Involuntary Childlessness in Nepal: Instances of Competition, Contestations, and Conflicts, among the Plural Healing Practices and Healing Journeys
This paper is a part of an ongoing PhD project that seeks to fill the gap that exists in the current scholarship on infertility, which is heavily skewed toward female infertility and biomedical interventions. The major objective of the project is to understand how different healing practices that exist in the medically plural landscape in Nepal shape the experience of involuntarily childless men. This will be done partly by investigating the nature of the competition, contestation, conflict, appropriation, and entanglement between different treatment and coping possibilities for infertility found in Nepal (biomedical, ritual and non-biomedical) and understanding how Nepali men coping with infertility negotiate between various options of healing practices they encounter in their therapeutic quest.

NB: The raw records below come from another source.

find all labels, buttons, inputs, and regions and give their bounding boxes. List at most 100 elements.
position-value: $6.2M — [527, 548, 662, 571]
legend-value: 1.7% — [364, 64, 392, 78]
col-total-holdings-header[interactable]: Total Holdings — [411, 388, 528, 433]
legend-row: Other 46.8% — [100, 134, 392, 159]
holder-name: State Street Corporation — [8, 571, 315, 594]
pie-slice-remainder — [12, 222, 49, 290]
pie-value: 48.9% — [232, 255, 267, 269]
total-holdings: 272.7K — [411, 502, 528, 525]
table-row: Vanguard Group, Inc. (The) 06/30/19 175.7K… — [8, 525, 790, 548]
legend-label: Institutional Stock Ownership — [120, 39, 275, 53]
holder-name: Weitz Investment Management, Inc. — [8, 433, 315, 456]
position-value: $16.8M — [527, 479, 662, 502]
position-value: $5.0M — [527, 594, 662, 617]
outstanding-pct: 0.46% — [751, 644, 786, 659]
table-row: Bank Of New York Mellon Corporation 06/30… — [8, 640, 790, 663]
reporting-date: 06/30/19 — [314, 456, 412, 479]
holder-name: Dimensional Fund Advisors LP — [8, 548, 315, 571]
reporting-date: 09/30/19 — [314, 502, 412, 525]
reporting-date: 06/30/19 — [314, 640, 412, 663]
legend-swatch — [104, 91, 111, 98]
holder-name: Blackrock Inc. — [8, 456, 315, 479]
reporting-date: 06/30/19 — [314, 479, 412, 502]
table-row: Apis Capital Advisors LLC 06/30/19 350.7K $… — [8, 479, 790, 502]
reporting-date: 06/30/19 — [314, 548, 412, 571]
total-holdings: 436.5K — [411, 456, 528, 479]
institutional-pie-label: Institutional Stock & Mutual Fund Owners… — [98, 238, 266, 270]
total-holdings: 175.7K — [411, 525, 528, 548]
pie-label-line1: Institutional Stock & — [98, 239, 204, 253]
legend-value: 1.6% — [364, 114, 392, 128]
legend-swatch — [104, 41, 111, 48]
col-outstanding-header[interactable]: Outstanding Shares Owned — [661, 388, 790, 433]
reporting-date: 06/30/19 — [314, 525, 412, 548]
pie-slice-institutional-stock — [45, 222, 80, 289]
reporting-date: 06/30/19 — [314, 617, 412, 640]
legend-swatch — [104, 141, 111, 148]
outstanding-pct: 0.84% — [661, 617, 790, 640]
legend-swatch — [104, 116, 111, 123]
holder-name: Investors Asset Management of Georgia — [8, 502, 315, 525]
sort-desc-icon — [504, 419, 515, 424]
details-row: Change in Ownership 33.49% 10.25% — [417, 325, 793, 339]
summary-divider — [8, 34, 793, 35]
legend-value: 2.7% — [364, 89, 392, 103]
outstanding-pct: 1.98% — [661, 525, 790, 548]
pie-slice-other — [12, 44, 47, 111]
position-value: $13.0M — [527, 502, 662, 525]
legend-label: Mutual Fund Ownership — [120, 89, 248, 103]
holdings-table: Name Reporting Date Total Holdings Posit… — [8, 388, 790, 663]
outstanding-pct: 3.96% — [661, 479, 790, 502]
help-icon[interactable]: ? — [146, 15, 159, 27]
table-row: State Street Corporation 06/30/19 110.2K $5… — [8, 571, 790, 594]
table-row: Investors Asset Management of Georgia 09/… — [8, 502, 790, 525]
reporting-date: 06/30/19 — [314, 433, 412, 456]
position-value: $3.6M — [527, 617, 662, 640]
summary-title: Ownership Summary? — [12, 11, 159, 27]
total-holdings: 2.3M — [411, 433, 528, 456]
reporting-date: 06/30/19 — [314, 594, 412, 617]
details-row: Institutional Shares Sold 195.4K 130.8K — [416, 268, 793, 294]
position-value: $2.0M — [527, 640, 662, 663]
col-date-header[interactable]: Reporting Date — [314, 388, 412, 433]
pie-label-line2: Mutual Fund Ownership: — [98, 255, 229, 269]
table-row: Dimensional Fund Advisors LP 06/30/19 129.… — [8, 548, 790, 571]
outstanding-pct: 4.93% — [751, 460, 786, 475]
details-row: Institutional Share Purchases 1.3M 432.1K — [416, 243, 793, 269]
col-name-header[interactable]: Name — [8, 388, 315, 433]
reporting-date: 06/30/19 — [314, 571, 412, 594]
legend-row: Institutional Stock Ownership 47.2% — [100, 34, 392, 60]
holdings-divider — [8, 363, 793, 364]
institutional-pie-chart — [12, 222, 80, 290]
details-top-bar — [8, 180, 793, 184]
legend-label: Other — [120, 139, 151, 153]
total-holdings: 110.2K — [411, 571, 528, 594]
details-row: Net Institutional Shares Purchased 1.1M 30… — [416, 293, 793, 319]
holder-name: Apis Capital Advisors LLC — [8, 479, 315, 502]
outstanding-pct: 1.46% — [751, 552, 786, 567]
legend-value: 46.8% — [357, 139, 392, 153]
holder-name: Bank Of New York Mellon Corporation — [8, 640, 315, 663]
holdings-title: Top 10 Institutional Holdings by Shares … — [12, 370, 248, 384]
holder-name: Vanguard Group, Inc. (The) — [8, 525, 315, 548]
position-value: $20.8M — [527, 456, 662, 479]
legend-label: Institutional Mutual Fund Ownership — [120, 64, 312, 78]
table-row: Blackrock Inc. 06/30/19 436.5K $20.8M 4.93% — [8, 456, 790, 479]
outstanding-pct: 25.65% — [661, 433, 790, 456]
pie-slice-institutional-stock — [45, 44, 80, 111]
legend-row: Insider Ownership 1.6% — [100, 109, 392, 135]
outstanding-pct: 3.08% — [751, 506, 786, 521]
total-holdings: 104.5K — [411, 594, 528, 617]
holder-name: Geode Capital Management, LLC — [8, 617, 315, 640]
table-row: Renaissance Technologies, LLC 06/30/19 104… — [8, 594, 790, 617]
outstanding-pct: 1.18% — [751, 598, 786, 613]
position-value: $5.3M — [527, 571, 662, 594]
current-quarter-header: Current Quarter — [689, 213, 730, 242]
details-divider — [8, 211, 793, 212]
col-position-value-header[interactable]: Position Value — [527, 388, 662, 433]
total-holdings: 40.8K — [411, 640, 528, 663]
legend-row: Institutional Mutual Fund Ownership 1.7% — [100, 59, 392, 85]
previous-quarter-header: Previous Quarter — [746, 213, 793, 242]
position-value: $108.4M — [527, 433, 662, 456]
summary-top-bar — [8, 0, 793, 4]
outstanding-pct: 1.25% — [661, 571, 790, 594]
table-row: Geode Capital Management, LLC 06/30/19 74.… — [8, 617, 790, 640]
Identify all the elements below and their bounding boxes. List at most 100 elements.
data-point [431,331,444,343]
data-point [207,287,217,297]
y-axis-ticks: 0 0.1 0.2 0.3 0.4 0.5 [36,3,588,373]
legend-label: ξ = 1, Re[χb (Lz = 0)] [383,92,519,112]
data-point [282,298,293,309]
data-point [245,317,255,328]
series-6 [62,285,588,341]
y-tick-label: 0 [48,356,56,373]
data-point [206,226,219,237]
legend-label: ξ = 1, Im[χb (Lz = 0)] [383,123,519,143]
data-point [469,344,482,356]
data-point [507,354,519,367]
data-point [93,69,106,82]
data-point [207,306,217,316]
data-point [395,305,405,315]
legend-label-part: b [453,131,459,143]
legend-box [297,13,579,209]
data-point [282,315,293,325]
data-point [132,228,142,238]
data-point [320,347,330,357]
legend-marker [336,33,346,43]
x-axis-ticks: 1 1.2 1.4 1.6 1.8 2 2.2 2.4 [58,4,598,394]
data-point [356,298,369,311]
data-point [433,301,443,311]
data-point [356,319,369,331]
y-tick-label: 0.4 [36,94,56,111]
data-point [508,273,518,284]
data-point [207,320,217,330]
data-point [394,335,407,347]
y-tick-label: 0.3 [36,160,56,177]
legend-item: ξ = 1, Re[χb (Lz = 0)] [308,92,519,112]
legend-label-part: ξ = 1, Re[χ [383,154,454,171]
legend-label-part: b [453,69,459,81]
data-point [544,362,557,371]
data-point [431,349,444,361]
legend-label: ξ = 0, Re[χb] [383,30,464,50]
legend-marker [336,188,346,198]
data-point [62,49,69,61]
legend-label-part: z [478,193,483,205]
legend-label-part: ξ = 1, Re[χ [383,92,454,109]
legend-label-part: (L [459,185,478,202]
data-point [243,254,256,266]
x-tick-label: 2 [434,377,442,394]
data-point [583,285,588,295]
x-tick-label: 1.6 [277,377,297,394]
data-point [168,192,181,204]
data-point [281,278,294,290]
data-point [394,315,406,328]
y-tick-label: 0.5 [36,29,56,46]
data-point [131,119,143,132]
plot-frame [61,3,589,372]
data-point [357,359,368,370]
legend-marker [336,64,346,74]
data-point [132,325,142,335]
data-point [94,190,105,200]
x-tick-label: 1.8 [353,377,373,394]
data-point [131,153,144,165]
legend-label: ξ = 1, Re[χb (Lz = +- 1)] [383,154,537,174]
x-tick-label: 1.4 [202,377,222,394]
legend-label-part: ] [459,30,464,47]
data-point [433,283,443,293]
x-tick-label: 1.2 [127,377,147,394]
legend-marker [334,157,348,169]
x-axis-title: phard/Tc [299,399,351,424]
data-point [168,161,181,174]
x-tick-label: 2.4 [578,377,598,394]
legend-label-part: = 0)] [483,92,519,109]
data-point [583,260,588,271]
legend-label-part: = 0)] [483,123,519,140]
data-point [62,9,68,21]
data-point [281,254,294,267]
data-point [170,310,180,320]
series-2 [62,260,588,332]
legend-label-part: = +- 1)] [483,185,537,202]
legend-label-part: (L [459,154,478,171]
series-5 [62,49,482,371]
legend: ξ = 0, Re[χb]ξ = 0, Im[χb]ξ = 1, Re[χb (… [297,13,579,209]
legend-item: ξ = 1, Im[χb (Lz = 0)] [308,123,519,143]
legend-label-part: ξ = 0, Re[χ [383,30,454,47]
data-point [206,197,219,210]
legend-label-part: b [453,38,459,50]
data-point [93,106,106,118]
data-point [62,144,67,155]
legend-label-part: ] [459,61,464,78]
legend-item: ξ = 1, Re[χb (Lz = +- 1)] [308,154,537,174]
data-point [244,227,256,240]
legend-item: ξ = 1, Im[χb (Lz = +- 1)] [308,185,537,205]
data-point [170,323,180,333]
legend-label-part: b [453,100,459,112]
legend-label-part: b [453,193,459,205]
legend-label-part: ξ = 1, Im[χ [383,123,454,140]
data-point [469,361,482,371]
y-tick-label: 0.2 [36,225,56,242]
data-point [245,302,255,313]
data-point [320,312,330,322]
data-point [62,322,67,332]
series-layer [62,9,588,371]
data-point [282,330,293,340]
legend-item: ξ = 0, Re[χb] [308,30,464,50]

However, for the purpose of this paper, I will engage with the objective by limiting myself to the data I have gathered from: i) an ethnographic study (non-participant observation), since October 2016, of an infertility clinic in Kathmandu and interviews (semi-structured questions and informal discussions) with the patients (both male and female), doctors, and the staff in the clinic; ii) an interview with a healer who offers Astrology, Ayurveda, and Tantra healing services; iii) interviews with two men I met through snowball sampling method. With the few ethnographic narratives from my data, I aim to illustrate the ways in which various healing strategies for infertility found in Nepal compete, contest and come in conflict with each other. The theoretical framework of medical pluralism in Asian medical systems (Leslie 1976, 1980; Sujatha and Abraham 2012; Naraindas, 2006; Naraindas, Quack and Sax 2014) and Pigg’s work on the “questions of the villager’s belief” (1996) will allow me to analyze and comprehend the asymmetrical relationship between plural healing options pursued by the Nepali men coping with infertility.